Geschichte des Zauberwürfels

Es war einmal an einem schönen Novembertag des Jahres 1955, da fiel dem damals 11jährigen Doc Errno Rubix der Klodeckel auf den Kopf, woraufhin er den Zauberwürfel erfand. Ups, da sind mir wohl zwei Geschichten, die ikonisch für die 1980er wurden (obwohl sie früher begannen), durcheinandergerutscht. 😉 Also fang ich lieber nochmal neu an, diesmal ernsthaft:

Im Sommer 1980 kam in Deutschland und anderen Ländern der Zauberwürfel auf den Markt. Er wurde DAS Symbol für die frühen 1980er Jahre. Aber seine Geschichte beginnt schon früher.

Ernő Rubik, Jahrgang 1944, ungarischer Architekt und Designer, konstruierte 1974 den ersten Zauberwürfel aus Holz. Erste Versuche mit elastischen Bändern funktionierten nicht, und so ersann er die im Prinzip noch heute übliche Konstruktion mit einem Achsenkreuz, dass die einzelnen Steine des Zauberwürfels zusammenhält, obwohl sie untereinander verschiebbar sind. Im Rekorde-Artikel habe ich ja schon etwas dazu geschrieben:

Als Ernő Rubik 1974 den Zauberwürfel erfand, hatte er zunächst gar kein mehrfarbiges Puzzle im Sinn, sondern einfach ein interessantes Objekt, das sich dadurch auszeichnete, dass seine Teile einzeln bewegt werden konnten, obwohl sie miteinander verbunden sind. Ein Objekt, an dem man gerne herumdrehen würde. Heute würden wir vielleicht sagen: Ein Fidget Spinner. Doch dann geschah etwas:

„Ich hatte herausgefunden, wie sich die Form durch Drehen zerstören und nach 90 Grad wieder in den ursprünglichen Zustand bringen ließ. Ich wusste jedoch nicht, was sich geändert hatte. Um das kenntlich zu machen, musste ich sämtliche Elemente markieren und jedem von ihnen eine Identität verschaffen.
Wie wäre es, jede Seite andersfarbig anzumalen?“ (Cubed, Ernő Rubik 2020, S. 80)

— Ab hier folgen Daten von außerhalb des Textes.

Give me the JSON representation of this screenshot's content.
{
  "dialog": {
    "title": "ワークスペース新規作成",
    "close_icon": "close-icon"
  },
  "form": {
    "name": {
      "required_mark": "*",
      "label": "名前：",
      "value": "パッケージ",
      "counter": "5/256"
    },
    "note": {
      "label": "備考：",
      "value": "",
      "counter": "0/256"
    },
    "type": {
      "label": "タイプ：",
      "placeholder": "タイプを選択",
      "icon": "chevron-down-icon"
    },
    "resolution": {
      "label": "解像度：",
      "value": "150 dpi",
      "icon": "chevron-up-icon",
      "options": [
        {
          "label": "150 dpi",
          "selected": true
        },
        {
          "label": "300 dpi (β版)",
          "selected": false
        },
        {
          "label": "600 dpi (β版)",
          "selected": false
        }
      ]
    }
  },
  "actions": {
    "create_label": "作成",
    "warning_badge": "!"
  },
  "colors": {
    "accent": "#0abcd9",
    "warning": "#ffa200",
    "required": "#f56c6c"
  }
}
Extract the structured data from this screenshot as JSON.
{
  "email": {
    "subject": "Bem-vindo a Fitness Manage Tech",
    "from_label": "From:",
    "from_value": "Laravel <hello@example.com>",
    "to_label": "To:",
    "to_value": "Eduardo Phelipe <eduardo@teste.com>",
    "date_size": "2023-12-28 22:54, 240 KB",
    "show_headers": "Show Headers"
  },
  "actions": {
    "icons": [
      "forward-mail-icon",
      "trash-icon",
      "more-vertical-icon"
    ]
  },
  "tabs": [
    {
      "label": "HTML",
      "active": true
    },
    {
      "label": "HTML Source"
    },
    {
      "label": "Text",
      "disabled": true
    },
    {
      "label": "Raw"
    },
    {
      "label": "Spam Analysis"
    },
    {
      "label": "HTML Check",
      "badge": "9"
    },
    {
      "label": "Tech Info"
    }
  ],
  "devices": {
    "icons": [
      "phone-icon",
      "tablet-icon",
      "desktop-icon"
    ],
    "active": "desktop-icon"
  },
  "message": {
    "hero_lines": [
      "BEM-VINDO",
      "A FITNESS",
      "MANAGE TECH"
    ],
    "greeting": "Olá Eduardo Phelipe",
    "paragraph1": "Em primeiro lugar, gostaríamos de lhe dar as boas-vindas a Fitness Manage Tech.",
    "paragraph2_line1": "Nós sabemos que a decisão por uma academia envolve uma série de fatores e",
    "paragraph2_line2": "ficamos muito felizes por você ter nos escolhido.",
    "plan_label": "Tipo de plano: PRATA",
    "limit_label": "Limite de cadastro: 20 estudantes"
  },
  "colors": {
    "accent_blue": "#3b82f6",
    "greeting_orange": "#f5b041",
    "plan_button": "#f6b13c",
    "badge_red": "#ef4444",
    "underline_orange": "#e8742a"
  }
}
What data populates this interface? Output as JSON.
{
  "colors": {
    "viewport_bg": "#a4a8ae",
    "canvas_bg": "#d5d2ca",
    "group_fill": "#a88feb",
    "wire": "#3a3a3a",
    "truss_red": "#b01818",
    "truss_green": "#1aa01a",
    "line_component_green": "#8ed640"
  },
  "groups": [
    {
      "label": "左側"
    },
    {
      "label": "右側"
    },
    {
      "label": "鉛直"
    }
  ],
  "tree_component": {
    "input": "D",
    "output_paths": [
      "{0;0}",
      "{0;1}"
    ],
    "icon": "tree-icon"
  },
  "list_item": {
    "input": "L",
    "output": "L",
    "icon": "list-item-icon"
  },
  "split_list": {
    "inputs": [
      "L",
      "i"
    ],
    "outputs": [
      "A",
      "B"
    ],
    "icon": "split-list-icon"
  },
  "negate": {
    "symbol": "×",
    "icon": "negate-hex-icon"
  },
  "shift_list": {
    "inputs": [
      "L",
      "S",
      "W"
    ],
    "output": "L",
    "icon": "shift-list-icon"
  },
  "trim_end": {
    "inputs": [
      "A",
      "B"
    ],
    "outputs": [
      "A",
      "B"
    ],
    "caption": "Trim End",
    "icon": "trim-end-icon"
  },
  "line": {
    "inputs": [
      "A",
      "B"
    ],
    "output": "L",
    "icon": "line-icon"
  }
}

Dann begann etwas, das vermutlich die allermeisten kennen, die zum ersten Mal einen neuen Zauberwürfel drehen. Auf einmal hat man sich verirrt. Man findet den direkten Rückweg zur gelösten Position nicht mehr. Also muss man einen neuen Weg dorthin finden. Man könnte sagen: Ab da nahm der Wahnsinn seinen Lauf. Ernő Rubik begriff es noch immer nicht als ein Puzzle, sondern zunächst einfach als seine Aufgabe, das angerichtete Chaos wieder zu richten. Wie groß diese Herausforderung ohne Lösungs-Artikel und Youtube-Videos sein würde, ahnte er anfangs noch nicht. Wochenlang nahm er den Cube immer wieder in die Hand und versuchte sich an der Lösung.

„Und dann, in einem wunderbaren und denkwürdigen Moment, fügte sich alles. Am Ende hatte ich einen ganzen Monat gebraucht, um wieder zum Ausgangspunkt zurückzugelangen.
Ich betrachtete den Würfel und sah, dass alle Farben dort waren, wo sie sein sollten. Was war das für ein mitreißendes Gefühl! Eine Mischung aus Erfolgsgefühl und ungeheurer Erleichterung. Und ein echtes Gefühl der Neugier: Wie würde es sein, das noch einmal zu machen?“ (Cubed, S. 97)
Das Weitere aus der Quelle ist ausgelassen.